More evidence that Laplace was the father (or perhaps the dedicated single mother) of Bayesian inference can be found here.
Contains this little jem: ...the term Bayesian "was first used in print by R.A. Fisher in the 1950 introduction to his 1930 paper on fiducial inference entitled Inverse Probability [where in he seeks to] 'distinguish [his result] from the Bayesian probability a posteriori.'"
I also enjoyed the many references to Stigler's Law which states that: "no scientific discovery is named after its original discoverer." The author also notes that "...it is worth noting that Stigler proposed [this Law] in the spirit of a self-proving theorem," but then neglects to mention from whom it was stolen...
Also contains an interesting aside on objective vs subjective probability. I particularly, like the comment indicating that many philosophers disliked the notion of subjective probability, but ultimately the sheer utility of the concept won the day. Anyway, the definition of objective probability likens it to a frequentist situation where pr(H) = 1/2 every time i toss a fair coin. This theory can be tested by throwing many coin tosses and showing that the average number of heads converges to 1/2. So its objective in the sense that the number 1/2 refers to a quantity which can actually be observed.
On the other hand the typical exemplar of a subjective probability is a statement of belief about what the weather will be like tomorrow. The distinction being that since tomorrow only comes once there is no way to verify that, on this particular day, there is a 50% chance of rain that is similar to the method used for the coin toss.
However, it seems to me that either this example or this distinction is rather quite poorly thought out. The repeatability and inter-toss independence of a coin is itself an assumption which should be subject to verification. This is no different than questioning the reasonability of comparing the clouds (or temp/pressure/etc) of today with those of yesterday. True we've got alot more evidence about coins, but lets face it, even after a billion coin tosses, we can neither conclude for certain that we have a fair one, or even that we have been tossing the "same" coin all this time.

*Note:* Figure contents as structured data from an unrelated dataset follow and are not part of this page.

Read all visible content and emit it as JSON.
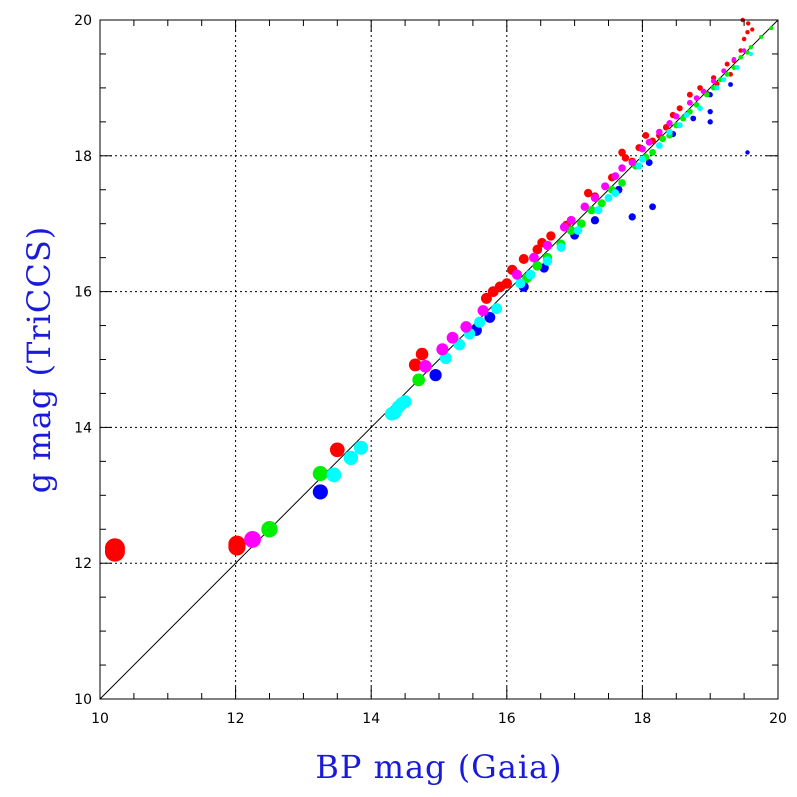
{
  "chart_data": {
    "type": "scatter",
    "xlabel": "BP mag (Gaia)",
    "ylabel": "g mag (TriCCS)",
    "xlim": [
      10,
      20
    ],
    "ylim": [
      10,
      20
    ],
    "x_ticks": [
      "10",
      "12",
      "14",
      "16",
      "18",
      "20"
    ],
    "y_ticks": [
      "10",
      "12",
      "14",
      "16",
      "18",
      "20"
    ],
    "grid": true,
    "reference_line": {
      "x": [
        10,
        20
      ],
      "y": [
        10,
        20
      ],
      "color": "#000000"
    },
    "colors": {
      "red": "#ff0000",
      "blue": "#0000ff",
      "green": "#00ee00",
      "cyan": "#00ffff",
      "magenta": "#ff00ff"
    },
    "series": [
      {
        "color": "#ff0000",
        "points": [
          [
            10.22,
            12.17
          ],
          [
            10.22,
            12.22
          ],
          [
            12.02,
            12.24
          ],
          [
            12.02,
            12.28
          ],
          [
            13.5,
            13.67
          ],
          [
            14.65,
            14.92
          ],
          [
            14.75,
            15.08
          ],
          [
            15.7,
            15.9
          ],
          [
            15.8,
            16.0
          ],
          [
            15.9,
            16.07
          ],
          [
            16.0,
            16.12
          ],
          [
            16.08,
            16.32
          ],
          [
            16.25,
            16.48
          ],
          [
            16.45,
            16.62
          ],
          [
            16.52,
            16.72
          ],
          [
            16.65,
            16.82
          ],
          [
            16.88,
            16.98
          ],
          [
            17.2,
            17.45
          ],
          [
            17.3,
            17.4
          ],
          [
            17.7,
            18.05
          ],
          [
            17.75,
            17.97
          ],
          [
            17.85,
            17.92
          ],
          [
            18.05,
            18.3
          ],
          [
            18.15,
            18.22
          ],
          [
            18.35,
            18.42
          ],
          [
            18.45,
            18.6
          ],
          [
            18.55,
            18.7
          ],
          [
            18.85,
            19.0
          ],
          [
            18.95,
            18.92
          ],
          [
            19.05,
            19.15
          ],
          [
            19.1,
            19.06
          ],
          [
            19.25,
            19.35
          ],
          [
            19.35,
            19.4
          ],
          [
            19.45,
            19.55
          ],
          [
            19.5,
            19.72
          ],
          [
            19.55,
            19.82
          ],
          [
            19.62,
            19.86
          ],
          [
            19.48,
            20.0
          ],
          [
            19.56,
            19.95
          ],
          [
            19.3,
            19.2
          ],
          [
            19.4,
            19.3
          ],
          [
            17.55,
            17.68
          ],
          [
            17.95,
            18.12
          ],
          [
            18.25,
            18.3
          ],
          [
            18.7,
            18.9
          ]
        ]
      },
      {
        "color": "#0000ff",
        "points": [
          [
            13.25,
            13.05
          ],
          [
            14.95,
            14.77
          ],
          [
            15.55,
            15.43
          ],
          [
            15.75,
            15.62
          ],
          [
            16.25,
            16.07
          ],
          [
            16.55,
            16.35
          ],
          [
            17.0,
            16.83
          ],
          [
            17.3,
            17.05
          ],
          [
            17.65,
            17.5
          ],
          [
            17.85,
            17.1
          ],
          [
            18.1,
            17.9
          ],
          [
            18.15,
            17.25
          ],
          [
            18.45,
            18.32
          ],
          [
            18.75,
            18.55
          ],
          [
            19.0,
            18.65
          ],
          [
            19.0,
            18.5
          ],
          [
            19.3,
            19.05
          ],
          [
            19.55,
            18.05
          ],
          [
            19.0,
            18.9
          ]
        ]
      },
      {
        "color": "#00ee00",
        "points": [
          [
            12.5,
            12.5
          ],
          [
            13.25,
            13.32
          ],
          [
            14.7,
            14.7
          ],
          [
            15.85,
            15.75
          ],
          [
            16.3,
            16.2
          ],
          [
            16.6,
            16.5
          ],
          [
            16.8,
            16.7
          ],
          [
            17.1,
            17.0
          ],
          [
            17.4,
            17.3
          ],
          [
            17.7,
            17.6
          ],
          [
            17.9,
            17.85
          ],
          [
            18.15,
            18.05
          ],
          [
            18.4,
            18.3
          ],
          [
            18.6,
            18.55
          ],
          [
            18.8,
            18.75
          ],
          [
            19.05,
            19.0
          ],
          [
            19.25,
            19.2
          ],
          [
            19.45,
            19.45
          ],
          [
            19.6,
            19.6
          ],
          [
            19.75,
            19.75
          ],
          [
            19.9,
            19.88
          ],
          [
            16.45,
            16.38
          ],
          [
            16.95,
            16.9
          ],
          [
            17.25,
            17.2
          ],
          [
            17.55,
            17.5
          ],
          [
            18.05,
            17.98
          ],
          [
            18.3,
            18.25
          ],
          [
            18.5,
            18.45
          ],
          [
            18.7,
            18.65
          ],
          [
            18.95,
            18.9
          ],
          [
            19.15,
            19.12
          ],
          [
            19.35,
            19.3
          ],
          [
            19.55,
            19.52
          ]
        ]
      },
      {
        "color": "#00ffff",
        "points": [
          [
            13.45,
            13.3
          ],
          [
            13.7,
            13.55
          ],
          [
            13.85,
            13.7
          ],
          [
            14.3,
            14.2
          ],
          [
            14.35,
            14.22
          ],
          [
            14.4,
            14.3
          ],
          [
            14.45,
            14.35
          ],
          [
            14.5,
            14.38
          ],
          [
            15.1,
            15.02
          ],
          [
            15.3,
            15.22
          ],
          [
            15.45,
            15.38
          ],
          [
            15.6,
            15.55
          ],
          [
            15.85,
            15.75
          ],
          [
            16.35,
            16.25
          ],
          [
            16.6,
            16.45
          ],
          [
            16.8,
            16.65
          ],
          [
            17.05,
            16.9
          ],
          [
            17.35,
            17.2
          ],
          [
            17.6,
            17.45
          ],
          [
            17.95,
            17.85
          ],
          [
            18.25,
            18.15
          ],
          [
            18.55,
            18.45
          ],
          [
            18.85,
            18.7
          ],
          [
            19.1,
            19.0
          ],
          [
            19.4,
            19.3
          ],
          [
            19.6,
            19.5
          ],
          [
            16.2,
            16.12
          ],
          [
            17.5,
            17.38
          ],
          [
            18.0,
            17.95
          ],
          [
            18.4,
            18.35
          ],
          [
            18.65,
            18.6
          ],
          [
            19.2,
            19.12
          ]
        ]
      },
      {
        "color": "#ff00ff",
        "points": [
          [
            12.25,
            12.35
          ],
          [
            14.8,
            14.9
          ],
          [
            15.05,
            15.15
          ],
          [
            15.2,
            15.32
          ],
          [
            15.4,
            15.48
          ],
          [
            15.65,
            15.72
          ],
          [
            16.15,
            16.25
          ],
          [
            16.4,
            16.5
          ],
          [
            16.6,
            16.68
          ],
          [
            16.95,
            17.05
          ],
          [
            17.15,
            17.25
          ],
          [
            17.45,
            17.55
          ],
          [
            17.7,
            17.82
          ],
          [
            17.85,
            17.9
          ],
          [
            18.0,
            18.1
          ],
          [
            18.25,
            18.35
          ],
          [
            18.5,
            18.58
          ],
          [
            18.7,
            18.78
          ],
          [
            18.9,
            18.95
          ],
          [
            19.05,
            19.1
          ],
          [
            19.2,
            19.25
          ],
          [
            19.35,
            19.42
          ],
          [
            19.5,
            19.55
          ],
          [
            16.85,
            16.95
          ],
          [
            17.3,
            17.38
          ],
          [
            17.6,
            17.7
          ],
          [
            18.1,
            18.2
          ],
          [
            18.4,
            18.48
          ],
          [
            18.8,
            18.85
          ]
        ]
      }
    ]
  }
}
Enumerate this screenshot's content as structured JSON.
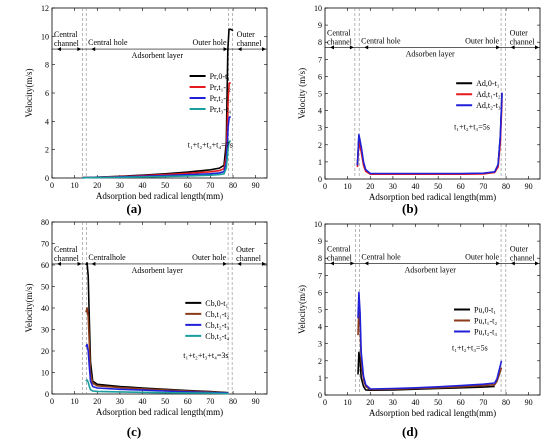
{
  "chart_data": [
    {
      "panel": "(a)",
      "type": "line",
      "xlabel": "Adsorption bed radical length(mm)",
      "ylabel": "Velocity(m/s)",
      "xlim": [
        0,
        95
      ],
      "ylim": [
        0,
        12
      ],
      "xticks": [
        0,
        10,
        20,
        30,
        40,
        50,
        60,
        70,
        80,
        90
      ],
      "yticks": [
        0,
        2,
        4,
        6,
        8,
        10,
        12
      ],
      "regions": {
        "central_channel": "Central channel",
        "central_hole": "Central hole",
        "adsorbent": "Adsorbent layer",
        "outer_hole": "Outer hole",
        "outer_channel": "Outer channel"
      },
      "boundaries_x": [
        13.4,
        15.1,
        78,
        79.8
      ],
      "region_line_y": 9.1,
      "legend_placement": "right",
      "note": "t₁+t₂+t₃+t₄=7s",
      "series": [
        {
          "name": "Pr,0-t₁",
          "color": "#000000",
          "x": [
            13.4,
            15,
            20,
            30,
            40,
            50,
            60,
            70,
            74,
            76,
            77,
            77.7,
            78.2,
            79,
            80
          ],
          "y": [
            0.02,
            0.03,
            0.06,
            0.12,
            0.2,
            0.3,
            0.42,
            0.58,
            0.7,
            0.9,
            2.5,
            9,
            10.5,
            10.5,
            10.4
          ]
        },
        {
          "name": "Pr,t₁-t₂",
          "color": "#e41a1c",
          "x": [
            13.4,
            15,
            20,
            30,
            40,
            50,
            60,
            70,
            74,
            76,
            77,
            77.8,
            78.3,
            79
          ],
          "y": [
            0.02,
            0.03,
            0.05,
            0.1,
            0.16,
            0.24,
            0.33,
            0.44,
            0.52,
            0.66,
            1.6,
            5.5,
            6.7,
            6.7
          ]
        },
        {
          "name": "Pr,t₂-t₃",
          "color": "#2020d8",
          "x": [
            13.4,
            15,
            20,
            30,
            40,
            50,
            60,
            70,
            74,
            76,
            77,
            77.8,
            78.3,
            79
          ],
          "y": [
            0.02,
            0.02,
            0.04,
            0.08,
            0.12,
            0.17,
            0.23,
            0.3,
            0.36,
            0.45,
            1.1,
            3.6,
            4.3,
            4.3
          ]
        },
        {
          "name": "Pr,t₃-t₄",
          "color": "#1a9e9e",
          "x": [
            13.4,
            15,
            20,
            30,
            40,
            50,
            60,
            70,
            74,
            76,
            77,
            77.8,
            78.3,
            79
          ],
          "y": [
            0.01,
            0.02,
            0.03,
            0.05,
            0.08,
            0.11,
            0.15,
            0.2,
            0.24,
            0.3,
            0.7,
            2.1,
            2.6,
            2.6
          ]
        }
      ]
    },
    {
      "panel": "(b)",
      "type": "line",
      "xlabel": "Adsorption bed radical length(mm)",
      "ylabel": "Velocity (m/s)",
      "xlim": [
        0,
        95
      ],
      "ylim": [
        0,
        10
      ],
      "xticks": [
        0,
        10,
        20,
        30,
        40,
        50,
        60,
        70,
        80,
        90
      ],
      "yticks": [
        0,
        1,
        2,
        3,
        4,
        5,
        6,
        7,
        8,
        9,
        10
      ],
      "regions": {
        "central_channel": "Central channel",
        "central_hole": "Central hole",
        "adsorbent": "Adsorben layer",
        "outer_hole": "Outer hole",
        "outer_channel": "Outer channel"
      },
      "boundaries_x": [
        13.2,
        15.1,
        77.8,
        79.8
      ],
      "region_line_y": 7.7,
      "legend_placement": "right",
      "note": "t₁+t₂+t₃=5s",
      "series": [
        {
          "name": "Ad,0-t₁",
          "color": "#000000",
          "x": [
            14.3,
            15,
            16,
            17,
            18,
            20,
            30,
            40,
            50,
            60,
            70,
            75,
            76.5,
            77.5,
            78.2
          ],
          "y": [
            0.8,
            2.5,
            1.8,
            0.9,
            0.5,
            0.3,
            0.3,
            0.3,
            0.3,
            0.3,
            0.32,
            0.4,
            0.8,
            2.5,
            5.0
          ]
        },
        {
          "name": "Ad,t₁-t₂",
          "color": "#e41a1c",
          "x": [
            14.3,
            15,
            16,
            17,
            18,
            20,
            30,
            40,
            50,
            60,
            70,
            75,
            76.5,
            77.5,
            78.2
          ],
          "y": [
            0.7,
            2.2,
            1.6,
            0.8,
            0.45,
            0.28,
            0.28,
            0.28,
            0.28,
            0.28,
            0.3,
            0.38,
            0.7,
            2.2,
            4.6
          ]
        },
        {
          "name": "Ad,t₂-t₃",
          "color": "#2020d8",
          "x": [
            14.3,
            15,
            16,
            17,
            18,
            20,
            30,
            40,
            50,
            60,
            70,
            75,
            76.5,
            77.5,
            78.2
          ],
          "y": [
            0.8,
            2.6,
            1.9,
            1.0,
            0.55,
            0.32,
            0.32,
            0.32,
            0.32,
            0.32,
            0.34,
            0.42,
            0.85,
            2.6,
            5.05
          ]
        }
      ]
    },
    {
      "panel": "(c)",
      "type": "line",
      "xlabel": "Adsorption bed radical length(mm)",
      "ylabel": "Velocity(m/s)",
      "xlim": [
        0,
        95
      ],
      "ylim": [
        0,
        80
      ],
      "xticks": [
        0,
        10,
        20,
        30,
        40,
        50,
        60,
        70,
        80,
        90
      ],
      "yticks": [
        0,
        10,
        20,
        30,
        40,
        50,
        60,
        70,
        80
      ],
      "regions": {
        "central_channel": "Central channel",
        "central_hole": "Centralhole",
        "adsorbent": "Adsorbent layer",
        "outer_hole": "Outer hole",
        "outer_channel": "Outer channel"
      },
      "boundaries_x": [
        13.5,
        15.2,
        77.8,
        79.6
      ],
      "region_line_y": 60.5,
      "legend_placement": "right",
      "note": "t₁+t₂+t₃+t₄=3s",
      "series": [
        {
          "name": "Cb,0-t₁",
          "color": "#000000",
          "x": [
            15,
            15.5,
            16,
            16.5,
            17,
            18,
            20,
            30,
            40,
            50,
            60,
            70,
            78
          ],
          "y": [
            60,
            61,
            55,
            35,
            15,
            6,
            4.5,
            3.5,
            2.8,
            2.2,
            1.6,
            1.1,
            0.6
          ]
        },
        {
          "name": "Cb,t₁-t₂",
          "color": "#8b3a1a",
          "x": [
            15,
            15.5,
            16,
            16.5,
            17,
            18,
            20,
            30,
            40,
            50,
            60,
            70,
            78
          ],
          "y": [
            38,
            40,
            36,
            24,
            10,
            5,
            3.8,
            3,
            2.4,
            1.9,
            1.4,
            1,
            0.5
          ]
        },
        {
          "name": "Cb,t₂-t₃",
          "color": "#2020d8",
          "x": [
            15,
            15.5,
            16,
            16.5,
            17,
            18,
            20,
            30,
            40,
            50,
            60,
            70,
            78
          ],
          "y": [
            22,
            23,
            20,
            13,
            6,
            3.5,
            2.8,
            2.2,
            1.8,
            1.4,
            1,
            0.7,
            0.4
          ]
        },
        {
          "name": "Cb,t₃-t₄",
          "color": "#1a9e9e",
          "x": [
            15,
            15.5,
            16,
            16.5,
            17,
            18,
            20,
            30,
            40,
            50,
            60,
            70,
            78
          ],
          "y": [
            6,
            6.5,
            5.5,
            3.5,
            2,
            1.4,
            1.2,
            1,
            0.8,
            0.6,
            0.5,
            0.4,
            0.2
          ]
        }
      ]
    },
    {
      "panel": "(d)",
      "type": "line",
      "xlabel": "Adsorption bed radical length(mm)",
      "ylabel": "Velocity(m/s)",
      "xlim": [
        0,
        95
      ],
      "ylim": [
        0,
        10
      ],
      "xticks": [
        0,
        10,
        20,
        30,
        40,
        50,
        60,
        70,
        80,
        90
      ],
      "yticks": [
        0,
        1,
        2,
        3,
        4,
        5,
        6,
        7,
        8,
        9,
        10
      ],
      "regions": {
        "central_channel": "Central channel",
        "central_hole": "Central hole",
        "adsorbent": "Adsorbent layer",
        "outer_hole": "Outer hole",
        "outer_channel": "Outer channel"
      },
      "boundaries_x": [
        13.4,
        15.2,
        77.8,
        79.9
      ],
      "region_line_y": 7.7,
      "legend_placement": "right",
      "note": "t₁+t₂+t₃=5s",
      "series": [
        {
          "name": "Pu,0-t₁",
          "color": "#000000",
          "x": [
            14.6,
            15,
            15.5,
            16,
            17,
            18,
            20,
            30,
            40,
            50,
            60,
            70,
            75
          ],
          "y": [
            1.2,
            2.5,
            2.0,
            1.0,
            0.5,
            0.3,
            0.28,
            0.3,
            0.34,
            0.38,
            0.42,
            0.46,
            0.5
          ]
        },
        {
          "name": "Pu,t₁-t₂",
          "color": "#8b3a1a",
          "x": [
            14.6,
            15,
            15.5,
            16,
            17,
            18,
            20,
            30,
            40,
            50,
            60,
            70,
            75,
            76,
            77,
            78
          ],
          "y": [
            3.5,
            5.2,
            4.0,
            2.0,
            0.9,
            0.5,
            0.32,
            0.34,
            0.38,
            0.42,
            0.48,
            0.55,
            0.6,
            0.8,
            1.2,
            1.6
          ]
        },
        {
          "name": "Pu,t₂-t₃",
          "color": "#2020d8",
          "x": [
            14.6,
            15,
            15.5,
            16,
            17,
            18,
            20,
            30,
            40,
            50,
            60,
            70,
            75,
            76,
            77,
            78
          ],
          "y": [
            4.5,
            6.0,
            4.8,
            2.5,
            1.1,
            0.6,
            0.35,
            0.38,
            0.42,
            0.48,
            0.55,
            0.63,
            0.7,
            0.95,
            1.5,
            2.0
          ]
        }
      ]
    }
  ]
}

This lead me to think that this issue pertains to the debate, brought to my attention by JJ, concerning whether or not a rational doxastic state (fancy word for belief) could have probability one. To my mind the resolution of that issue was that only conditional probabilities could take on probability 1. Such conditionals are syllogisms. In the context of this discussion, I would suggest that conditional probabilities which represent statements of model assumptions are objective. While probabilistic statements concerning empirical quantities are subjective. This is because additional evidence or even the consideration of additional models can augment degrees of beliefs regarding empirical quantities, while it is true by assumption that if we have a fair coin it will come up 50% heads if we toss it an infinite number of times. This is true regardless of how many times we actually toss it.